Generative Art - Project description

The final exercise for the class is the development of a small project. As we discussed at the start of the semester, this project will be worth 20% of your grade. You now have approximately a week to do the project, which is either quite short (there are not that many hours between now and the end) or quite long (but it is one quarter of the term) depending on your perspective. In either event, I do expect to see some significant effort put into these projects, because they are essentially the culmination of the term and a replacement for any kind of more formal evaluative exercise like a final.

Note that we will finish the term by having two days of presentations. We will discuss the scheduling later, but work as if you needed to be done to present on Wednesday.

Requirements

There aren’t many strict requirements. I’m not even requiring that what you produce be strictly speaking art. I am fine if it is a really cool screensaver or some other visual toy that gets you excited. I’ve been asked by some of you if you could write a game. I am conditionally okay with that, but it must meet the below requirements (Flow? Yes. TicTacToe? No.).

All projects should be something we can class as generative art
I’m not hung up on the art, but the generative is important. This means that there must be some autonomous process involved somewhere. The autonomy could come from randomization (random and noise), simulation (e.g., attractors and repellers), outside input (text, numerical data, images, video, sound, etc), automata carrying out simple tasks that combine to create complexity, recursive functions or objects, or complex mathematical interactions.

The project should be cleared by me :Everyone should get a verbal okay or an email response from me before you seriously dive into the work. I will help you find the right level to be working at and make sure you are pointed in the right direction.

You should write at least one class :This is a lower level concern. This is mostly to push you towards writing better and more flexible code.

Grading

I’ll admit that grading this will be tricky, but here are the general metrics I’ll be using.

Type Percentage
Technical correctness 45%
Organization 10%
Documentation 10%
Presentation 10%
Complexity 10%
Creativity 15%

Technical correctness: Does it run? Do loops cover all of the values that they should? Do algorithms that loop around the canvas actually loop? Are there conditional statements that can never be false, or loops that never end? I’ll be looking at the intentions (based on what I see in the code) of the code and the reality of how well if actually performs those tasks.

Organization: This is more about good programming practices. Are things grouped well? Are values that are “control knobs” of the algorithm put at the top where we can find them or are they scattered throughout the sketch? Do you make good use of classes and loops and functions? My judgments will be commensurate your level of experience.
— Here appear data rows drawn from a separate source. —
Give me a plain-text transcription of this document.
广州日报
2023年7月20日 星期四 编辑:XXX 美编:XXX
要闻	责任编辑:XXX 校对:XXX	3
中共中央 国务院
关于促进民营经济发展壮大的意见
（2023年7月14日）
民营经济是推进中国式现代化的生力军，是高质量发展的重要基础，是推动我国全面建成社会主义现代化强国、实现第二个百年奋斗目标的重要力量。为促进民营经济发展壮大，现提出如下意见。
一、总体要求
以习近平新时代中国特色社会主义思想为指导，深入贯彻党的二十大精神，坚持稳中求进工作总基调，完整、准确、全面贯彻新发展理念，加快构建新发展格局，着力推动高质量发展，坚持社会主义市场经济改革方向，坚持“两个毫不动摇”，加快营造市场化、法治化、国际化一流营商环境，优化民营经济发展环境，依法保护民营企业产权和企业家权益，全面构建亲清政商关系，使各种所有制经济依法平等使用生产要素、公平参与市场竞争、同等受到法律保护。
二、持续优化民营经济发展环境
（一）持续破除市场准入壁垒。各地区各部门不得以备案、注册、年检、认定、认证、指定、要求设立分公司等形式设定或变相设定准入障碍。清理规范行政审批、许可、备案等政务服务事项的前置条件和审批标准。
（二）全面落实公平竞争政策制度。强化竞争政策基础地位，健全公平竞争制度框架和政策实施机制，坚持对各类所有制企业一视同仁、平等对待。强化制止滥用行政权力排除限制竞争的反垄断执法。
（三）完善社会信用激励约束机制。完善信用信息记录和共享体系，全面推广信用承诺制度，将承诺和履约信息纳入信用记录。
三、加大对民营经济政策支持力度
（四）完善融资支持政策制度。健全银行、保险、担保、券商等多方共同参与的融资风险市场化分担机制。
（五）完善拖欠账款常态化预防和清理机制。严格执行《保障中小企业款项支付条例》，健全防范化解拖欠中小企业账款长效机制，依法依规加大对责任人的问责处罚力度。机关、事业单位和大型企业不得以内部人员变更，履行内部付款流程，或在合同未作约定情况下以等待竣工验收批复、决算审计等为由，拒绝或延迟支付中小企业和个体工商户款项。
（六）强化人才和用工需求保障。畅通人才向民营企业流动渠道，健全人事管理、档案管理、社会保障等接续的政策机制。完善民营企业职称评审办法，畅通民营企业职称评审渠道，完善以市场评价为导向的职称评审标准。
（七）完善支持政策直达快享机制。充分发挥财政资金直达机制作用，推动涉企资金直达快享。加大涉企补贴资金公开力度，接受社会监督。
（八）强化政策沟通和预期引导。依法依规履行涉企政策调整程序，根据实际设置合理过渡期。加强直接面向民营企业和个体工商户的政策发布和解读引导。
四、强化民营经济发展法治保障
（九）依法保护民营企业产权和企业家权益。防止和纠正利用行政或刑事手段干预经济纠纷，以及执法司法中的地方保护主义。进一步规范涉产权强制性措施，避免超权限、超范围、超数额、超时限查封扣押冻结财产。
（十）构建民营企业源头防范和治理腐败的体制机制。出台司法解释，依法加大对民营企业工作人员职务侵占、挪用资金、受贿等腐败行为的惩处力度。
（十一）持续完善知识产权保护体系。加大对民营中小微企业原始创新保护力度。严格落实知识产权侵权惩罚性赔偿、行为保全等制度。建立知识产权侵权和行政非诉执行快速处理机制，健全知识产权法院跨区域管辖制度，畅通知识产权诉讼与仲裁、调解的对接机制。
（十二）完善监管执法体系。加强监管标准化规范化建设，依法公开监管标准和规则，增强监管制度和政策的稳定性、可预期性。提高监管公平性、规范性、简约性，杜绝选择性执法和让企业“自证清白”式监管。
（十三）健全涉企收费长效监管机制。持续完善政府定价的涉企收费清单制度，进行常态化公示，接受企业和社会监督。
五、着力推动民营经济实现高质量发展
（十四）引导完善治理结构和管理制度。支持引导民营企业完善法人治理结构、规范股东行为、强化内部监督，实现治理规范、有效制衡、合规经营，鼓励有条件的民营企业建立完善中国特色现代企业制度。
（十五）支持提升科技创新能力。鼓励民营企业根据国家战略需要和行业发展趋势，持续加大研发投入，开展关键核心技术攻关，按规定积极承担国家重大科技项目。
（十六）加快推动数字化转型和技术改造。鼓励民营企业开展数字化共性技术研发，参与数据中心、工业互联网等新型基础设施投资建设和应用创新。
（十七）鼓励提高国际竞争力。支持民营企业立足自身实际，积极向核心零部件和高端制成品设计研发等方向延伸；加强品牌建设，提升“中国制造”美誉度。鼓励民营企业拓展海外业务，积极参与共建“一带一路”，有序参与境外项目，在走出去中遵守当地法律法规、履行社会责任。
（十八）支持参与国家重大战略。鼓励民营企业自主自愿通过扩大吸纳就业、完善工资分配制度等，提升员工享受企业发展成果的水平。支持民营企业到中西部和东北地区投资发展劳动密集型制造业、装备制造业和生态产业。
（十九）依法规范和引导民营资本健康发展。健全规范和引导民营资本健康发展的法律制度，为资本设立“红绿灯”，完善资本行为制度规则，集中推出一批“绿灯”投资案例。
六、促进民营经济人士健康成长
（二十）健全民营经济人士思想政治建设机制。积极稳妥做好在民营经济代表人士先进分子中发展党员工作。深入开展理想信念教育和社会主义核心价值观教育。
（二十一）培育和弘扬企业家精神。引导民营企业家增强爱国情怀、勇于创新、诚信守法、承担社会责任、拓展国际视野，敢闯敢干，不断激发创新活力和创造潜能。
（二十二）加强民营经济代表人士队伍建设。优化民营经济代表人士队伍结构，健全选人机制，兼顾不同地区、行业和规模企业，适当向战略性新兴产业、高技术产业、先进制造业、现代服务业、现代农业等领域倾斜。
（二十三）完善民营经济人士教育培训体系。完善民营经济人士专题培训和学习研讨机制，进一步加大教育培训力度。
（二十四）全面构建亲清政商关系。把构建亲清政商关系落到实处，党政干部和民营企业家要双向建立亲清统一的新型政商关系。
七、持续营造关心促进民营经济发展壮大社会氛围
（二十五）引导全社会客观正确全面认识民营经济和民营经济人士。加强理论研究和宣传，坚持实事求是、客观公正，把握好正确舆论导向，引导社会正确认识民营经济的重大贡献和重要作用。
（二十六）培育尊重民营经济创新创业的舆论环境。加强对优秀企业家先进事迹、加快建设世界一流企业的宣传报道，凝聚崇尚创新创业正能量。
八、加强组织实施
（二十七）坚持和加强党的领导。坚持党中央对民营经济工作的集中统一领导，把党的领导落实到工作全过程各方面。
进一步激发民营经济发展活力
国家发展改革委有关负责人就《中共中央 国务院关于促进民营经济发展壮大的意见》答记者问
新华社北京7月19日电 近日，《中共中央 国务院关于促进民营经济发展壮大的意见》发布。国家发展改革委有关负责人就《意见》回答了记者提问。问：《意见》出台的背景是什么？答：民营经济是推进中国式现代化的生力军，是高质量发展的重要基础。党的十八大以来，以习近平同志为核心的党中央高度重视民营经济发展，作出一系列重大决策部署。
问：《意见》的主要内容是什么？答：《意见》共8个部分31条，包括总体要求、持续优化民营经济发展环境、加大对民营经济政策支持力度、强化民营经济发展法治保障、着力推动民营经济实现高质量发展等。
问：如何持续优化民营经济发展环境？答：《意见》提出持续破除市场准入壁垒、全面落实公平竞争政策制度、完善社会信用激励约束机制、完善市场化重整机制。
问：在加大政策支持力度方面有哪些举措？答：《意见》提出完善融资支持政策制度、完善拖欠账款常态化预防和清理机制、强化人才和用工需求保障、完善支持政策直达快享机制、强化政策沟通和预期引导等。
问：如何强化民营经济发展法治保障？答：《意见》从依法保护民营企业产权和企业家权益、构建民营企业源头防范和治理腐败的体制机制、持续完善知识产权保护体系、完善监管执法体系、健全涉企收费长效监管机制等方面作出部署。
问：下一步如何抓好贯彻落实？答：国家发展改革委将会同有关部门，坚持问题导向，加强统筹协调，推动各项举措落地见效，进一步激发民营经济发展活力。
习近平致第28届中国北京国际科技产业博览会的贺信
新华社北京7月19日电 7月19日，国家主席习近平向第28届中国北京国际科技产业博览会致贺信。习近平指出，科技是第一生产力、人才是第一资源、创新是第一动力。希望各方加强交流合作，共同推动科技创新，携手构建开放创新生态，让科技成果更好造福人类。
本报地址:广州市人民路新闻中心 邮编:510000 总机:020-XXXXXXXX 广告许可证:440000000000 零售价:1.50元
Documentation: I want to see very descriptive documentation that tells me what the project is, how you did it, and when relevant, what it means. The primary documentation should be at the top of the file and I would like one line comments like you see in my examples through out, providing insight into your thought processes. be clear what each part of your code does.

Presentation: You will all give a little presentation. It doesn’t have to be long, but it should tell us the goals of the project, how you built it, what techniques you used, and should, of course, include a demonstration. This could be code that you run for us, a movie of the output (especially for slow rendering sketches), or even some stills if your project was more about an end result than a dynamic process.

Complexity: I want to see some level of complexity in your projects. A technically proficient color wheel will not get many complexity points.I will also judge this based on my perception of your abilities and level of CS education to date.

Creativity: Is this a straightforward replication of an algorithm, or is there something of you in there. How much thought did you put into creating something interesting and compelling?

Thoughts

A number of you have already come and talked to me about ideas for the project, which is great. For those of you who don’t know what you are doing yet, there are a couple of ways for you to jump start the process of figuring out what to do. A big one would be to look at a lot of examples, either from my book, or in the several links I’ve posted on line. Look around OpenProcessing. Just type “generative art” into Google. Find something that speaks to you in some way. Maybe you just think it looks cool. That’s fine. Trying to duplicate it (without looking at the source can and just copying) is a fine way to come up with a project. I’d be happy to talk about how you can get from what you know to what you are looking at (and if I think you can do it). This is a fairly traditional technique used by art students throughout time to develop their techniques.

Another approach is to look back over the examples we’ve done and the assignments and see what you thought was the most interesting of fun to work on. Which one did you find you just wanted to keep poking at (if any)? If there is one, why not go back and see if you can take it to the next level, maybe incorporating some of the other techniques we have looked at?

Finally, since many of you are not CS majors, think about your major or your other interests. Is there data you could explore? Processes you could conscript and simulate? This would be another area of exploration.

Mostly, I want you to have fun with this. I am instructing you to play and show me something cool. That doesn’t happen in many classes.